**Dynamic Time Wrapping (DTW):**

(i) We have to find the best possible warping of the time axis for one or both sequence for optimal comparison. The criterion to be used will be the minimization of global error. The problem is formulated as sequential optimization strategy in which the current estimate of the global error function is updated for each step.

(ii) Consider a problem of template matching for speech recognition. The warping function is required to minimize the overall cost function.

(iii) The major optimization to the DTW algorithm arise from observation on the nature of good paths through the gride.

(iv) The optimization of the DTW algorithm is based on different condition which can be summarized:

a) Monotonic condition - The function must be monotonic. The path is not allowed to turn back on itself, both i and j index either stay the same or increase; They will never decrease.
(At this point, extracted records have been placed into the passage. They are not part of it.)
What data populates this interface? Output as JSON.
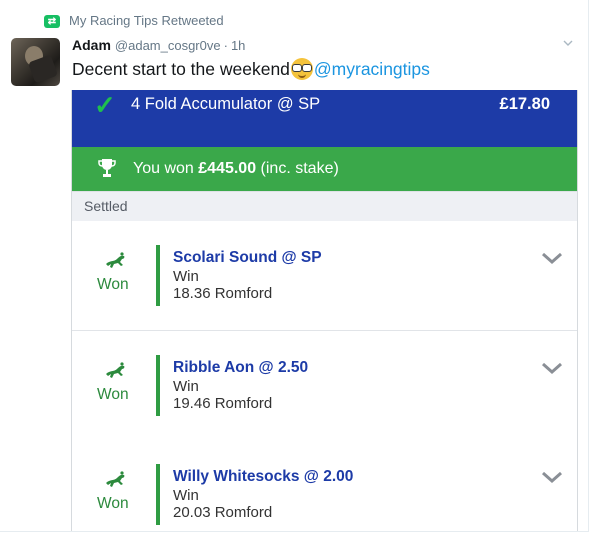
{
  "retweet": {
    "icon": "retweet-icon",
    "label": "My Racing Tips Retweeted"
  },
  "tweet": {
    "name": "Adam",
    "handle": "@adam_cosgr0ve",
    "separator": "·",
    "time": "1h",
    "text": "Decent start to the weekend",
    "emoji": "nerd-face-emoji",
    "mention": "@myracingtips"
  },
  "bet": {
    "type_label": "4 Fold Accumulator @ SP",
    "stake": "£17.80",
    "won_prefix": "You won",
    "won_amount": "£445.00",
    "won_suffix": "(inc. stake)",
    "section_label": "Settled",
    "selections": [
      {
        "title": "Scolari Sound @ SP",
        "market": "Win",
        "race": "18.36 Romford",
        "result": "Won"
      },
      {
        "title": "Ribble Aon @ 2.50",
        "market": "Win",
        "race": "19.46 Romford",
        "result": "Won"
      },
      {
        "title": "Willy Whitesocks @ 2.00",
        "market": "Win",
        "race": "20.03 Romford",
        "result": "Won"
      }
    ]
  },
  "colors": {
    "accumulator_bar": "#1d3ba7",
    "won_bar": "#3aa84a",
    "mention": "#1b95e0",
    "retweet_icon": "#17bf63"
  }
}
b) Continuity condition - The function must not skip. The path is advance to one stapes at a time.

c) Boundary condition - The function must the end point of the two templates. The path start at the bottom left and ends at the top right.

d) Adjustment window condition - A good path is unlikely to wander very far from the diagonal the distance that the path is allowed to wander length r.

e) Slope constraint - The path should not be too steep or too shallow.

(v) The search space is restricted to a parallelogram:

a) Start with the first point in each template. Compute the distance, which is cost function.

b) Now move on to next point in shorter template and find its cost function with the next point in the longer template. Further next point in the longer template. Find the minimum cost, starting from point (1,1). The next point in the warping function is fixed, the minimum cost point.

c) Go on traversing in the forward direction for each point in the shorter template till both the end point meet.

(vi) The global distance D(i,j) is computed as: D(i,j) = min[D(i+1,j+1), D(i+1,j), D(i,j+1)] + d(i,j)

**The DTW algorithm is able to achieve following goals:**

(i) The temporal integration of local distance between the acoustic frame can be effectively established.

(ii) The time variation for speech sound normalization.

(iii) In the case of continuous speech, the approach effectively segments the speech and there is no need for any explicit segmentation.

**There are number of limitation of DTW based approach sequence recognition:**

(i) Compression of templates requires end point detection and this can be error-prone with realization acoustic condition.

(ii) A strong mathematically structure required for global distance computation and minimization.

(iii) Since continuous speech is not just a concatenation of word, the mechanism to represent the context is required.